NRTI class toxicities include lactic acidosis, peripheral neuropathy, pancreatitis and lipodystrophy. Zidovudine can cause anemia/myelotoxicity, headache and nausea. Lamivudine is active against hepatitis B and may exacerbate the condition if discontinued. Tenofovir can cause tubular nephropathy and is also active against hepatitis B. Although stavudine is not used anymore to initiate therapy, it can cause lipoatrophy, peripheral neuropathy and acidosis.
NNRTIs on the other hand are metabolized through CYP3A4 and 2B6. These classes of drugs interact with rifampicin. Adherence is especially important since a single mutation can confer resistance to entire class. Nevirapine is contraindicated in CD4 of more than 250 in women and more than 400 in men. Patients on this drug may experience rash and hepatitis. Efavirenz may cause dizziness and vivid dreams, which diminish over time.
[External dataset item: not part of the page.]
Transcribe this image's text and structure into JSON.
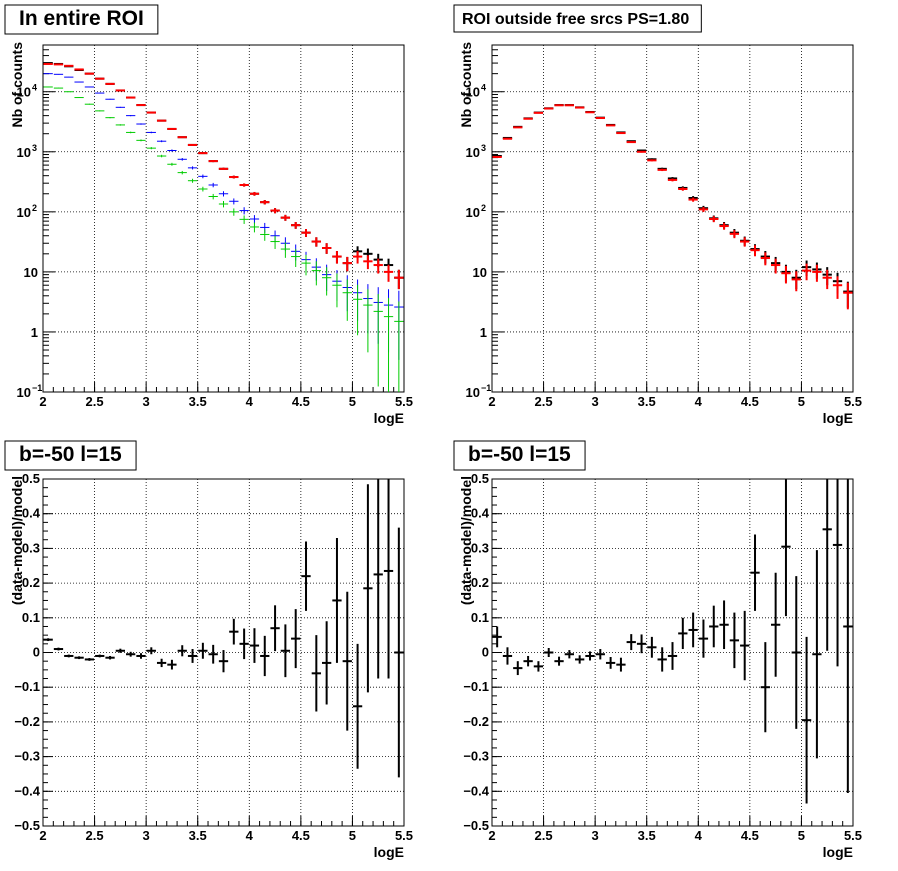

It can also cause rash and is potentially teratogenic.
On to case 2. Take the patient in case 1 and instead of type 1 diabetes, she now has schizophrenia. In order to be on the safe side, primary care physicians would be better off referring this patient to an HIV or infectious diseases specialist.
Case 3 describes a 29-year-old male with a CD4 count of 355 who was started on tenofovir and lamivudine. He has a history of severe depression and a past suicide attempt. He developed a severe rash after 1-week of treatment. In his case, the rash was from nevirapine and this should be changed to lopinavir/ritonavir. Addtionally, the patient is a good candidate for discussion with an HIV/ID specialist.
Primary care physicians and pharmacists should be aware of drug interactions especially in HIV therapy. For example, protease inhibitors should not be given with rifampicin, voriconazole, immunosuppressants, anticonvulsants, statins, etc.
In addition to drug interactions, primary health care workers must also be watchful of life adjustments that could trigger non-adherence to medication such as in case 4 which describes a 25-year-old male who has been taking nevirpine with zidovudine/lamivudine for the past two years. A year ago, his CD4 count was 600. He comes to the clinic complaining of weight loss and fatigue over the past 2 months and reports that he has been working at a call center for about four months already. The symptoms may also be brought about by new-onset TB, drug resistance and virologic failure, anemia and non-adherence.
Strategies to improve adherence
Closely monitoring the patient during the first months of treatment, using multidisciplinary approach, assessing adherence at every clinic visit, providing resources for patients and identifying reasons for non-adherence may help the patient adhere to
In summary, adverse reactions to ART is common but most effects resolve with time. Primary care physicians and pharmacists should encourage patients to push through mild, constitutional side effects. Lastly, reviewing drug-drug interactions for all patients on PIs and NNRTIs, especially rifampicin and other CYP34A inducers and substrates will help avoid side effects that may induce non-adherence.